Chicken of the Woods is a polypore mushroom. That means that, unlike toadstools, the underside of this mushroom has pores, not gills. It’s a bracket fungus that grows on dead or dying wood. Someone, somewhere, thought this mushroom tasted like chicken (hence its name) but I disagree. True, it’s got a dense texture that can substitute for chicken in soups or casseroles, but the flavor is definitely fungal.
Chicken of the Woods is bright orange, and the undersides are either yellow (L. sulphureus) or white (L. cincinnatus), depending on the species. Both are delicious and easy to identify, making them excellent mushrooms for beginning foragers.
Chickens are large, perennial mushrooms, coming back year after year until they kill their host tree, then coming back a few years after that until all the wood’s nutrients are exhausted. They grow equally well in the shade of mixed woods and the full sun of city parks.
Chicken of the Woods gets tough as it ages (although L. cincinnatus is generally considered to be more tender than L. sulphureus), so break off a piece before you harvest. If the central core of the mushroom feels woody, you may be able to trim tender, new growth from the outer edges of the brackets. Use a knife to cut the brackets off the bark and look in between them for insects. Chickens that are past their prime may harbor many different forms of insect life!
If you’re lucky enough to find a young chicken, emerging from a tree trunk or log with just a blush of orange on its young, pliable flesh, don’t hesitate! It may be smaller than a mature specimen, but the tender texture and delicate taste are superb. If you find a chicken slightly past its prime, but still bug free, it’s worth taking home to make stock or duxelles.

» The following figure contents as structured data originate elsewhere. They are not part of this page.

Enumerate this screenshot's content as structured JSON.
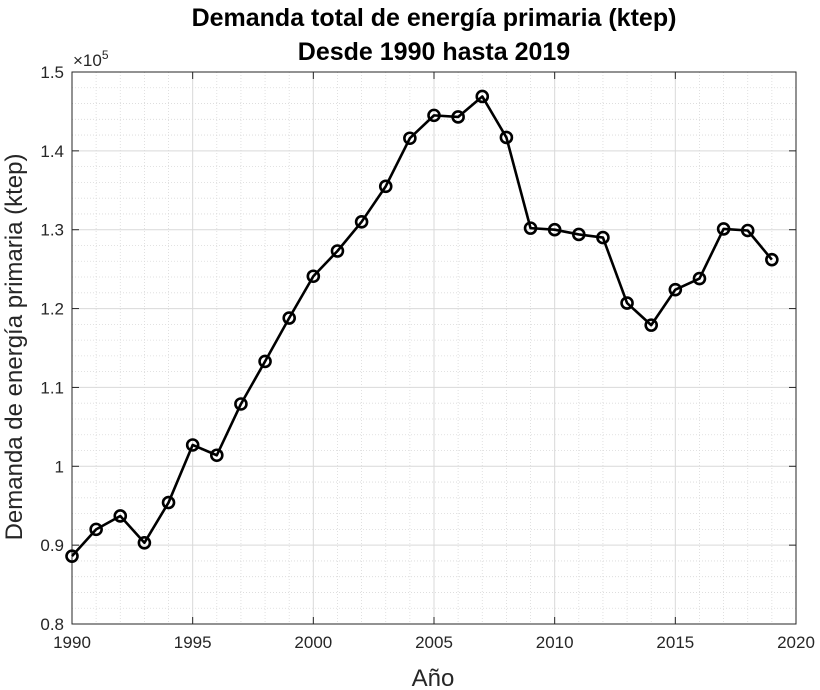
{
  "chart_data": {
    "type": "line",
    "title": "Demanda total de energía primaria (ktep)",
    "subtitle": "Desde 1990 hasta 2019",
    "xlabel": "Año",
    "ylabel": "Demanda de energía primaria (ktep)",
    "y_exponent_label": "×10",
    "y_exponent_power": "5",
    "xlim": [
      1990,
      2020
    ],
    "ylim": [
      0.8,
      1.5
    ],
    "x_ticks": [
      "1990",
      "1995",
      "2000",
      "2005",
      "2010",
      "2015",
      "2020"
    ],
    "y_ticks": [
      "0.8",
      "0.9",
      "1",
      "1.1",
      "1.2",
      "1.3",
      "1.4",
      "1.5"
    ],
    "grid": "major and minor, dotted",
    "colors": {
      "line": "#000000",
      "grid": "#d9d9d9",
      "axis": "#262626"
    },
    "series": [
      {
        "marker": "circle",
        "x": [
          1990,
          1991,
          1992,
          1993,
          1994,
          1995,
          1996,
          1997,
          1998,
          1999,
          2000,
          2001,
          2002,
          2003,
          2004,
          2005,
          2006,
          2007,
          2008,
          2009,
          2010,
          2011,
          2012,
          2013,
          2014,
          2015,
          2016,
          2017,
          2018,
          2019
        ],
        "y": [
          0.886,
          0.92,
          0.937,
          0.903,
          0.954,
          1.027,
          1.014,
          1.079,
          1.133,
          1.188,
          1.241,
          1.273,
          1.31,
          1.355,
          1.416,
          1.445,
          1.443,
          1.469,
          1.417,
          1.302,
          1.3,
          1.294,
          1.29,
          1.207,
          1.179,
          1.224,
          1.238,
          1.301,
          1.299,
          1.262
        ]
      }
    ]
  }
}
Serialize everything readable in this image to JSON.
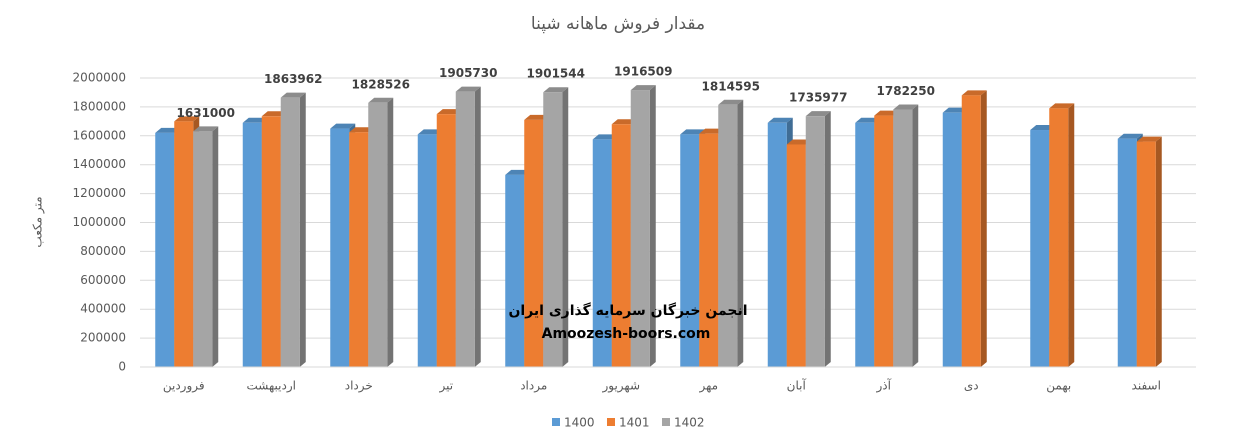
{
  "chart_data": {
    "type": "bar3d",
    "title": "مقدار فروش ماهانه شپنا",
    "y_label": "متر مکعب",
    "annotations": [
      "انجمن خبرگان سرمایه گذاری ایران",
      "Amoozesh-boors.com"
    ],
    "categories": [
      "فروردین",
      "اردیبهشت",
      "خرداد",
      "تیر",
      "مرداد",
      "شهریور",
      "مهر",
      "آبان",
      "آذر",
      "دی",
      "بهمن",
      "اسفند"
    ],
    "series": [
      {
        "name": "1400",
        "color": "#5b9bd5",
        "values": [
          1620000,
          1690000,
          1650000,
          1610000,
          1330000,
          1575000,
          1610000,
          1690000,
          1690000,
          1760000,
          1640000,
          1580000
        ]
      },
      {
        "name": "1401",
        "color": "#ed7d31",
        "values": [
          1700000,
          1735000,
          1625000,
          1750000,
          1710000,
          1680000,
          1615000,
          1540000,
          1740000,
          1880000,
          1790000,
          1560000
        ]
      },
      {
        "name": "1402",
        "color": "#a5a5a5",
        "values": [
          1631000,
          1863962,
          1828526,
          1905730,
          1901544,
          1916509,
          1814595,
          1735977,
          1782250,
          null,
          null,
          null
        ],
        "data_labels": true
      }
    ],
    "ylim": [
      0,
      2000000
    ],
    "yticks": [
      0,
      200000,
      400000,
      600000,
      800000,
      1000000,
      1200000,
      1400000,
      1600000,
      1800000,
      2000000
    ],
    "grid": true,
    "legend": "bottom"
  }
}
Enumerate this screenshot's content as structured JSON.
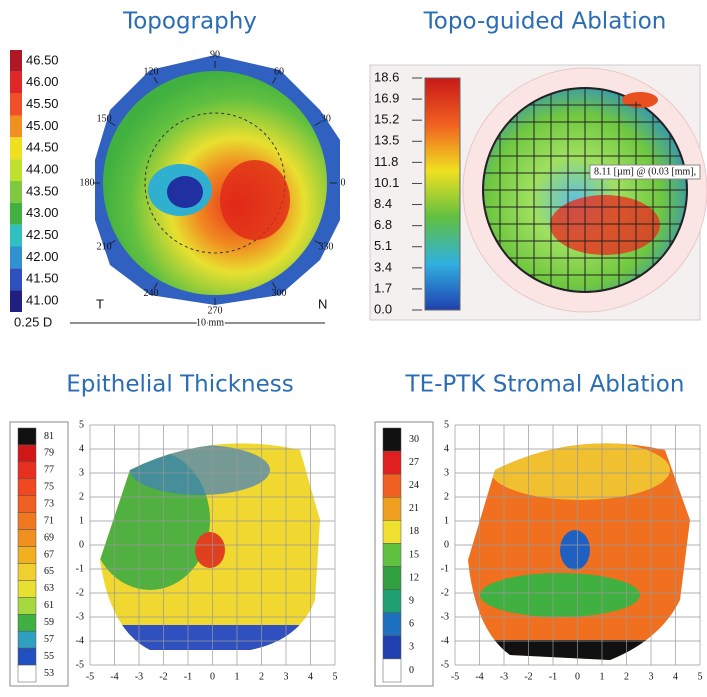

Chicken mushrooms can grow to be quite large, so if you bring home more than you’ll use right away, give the mushroom a rough chop, sauté in butter or oil, and freeze. This is the preservation method that best maintains the texture and flavor of the mushroom. You can dry chicken mushrooms in a dehydrator, but they never become fully succulent when rehydrated. I only do this if I’m going to powder the mushroom to use in soup or stews.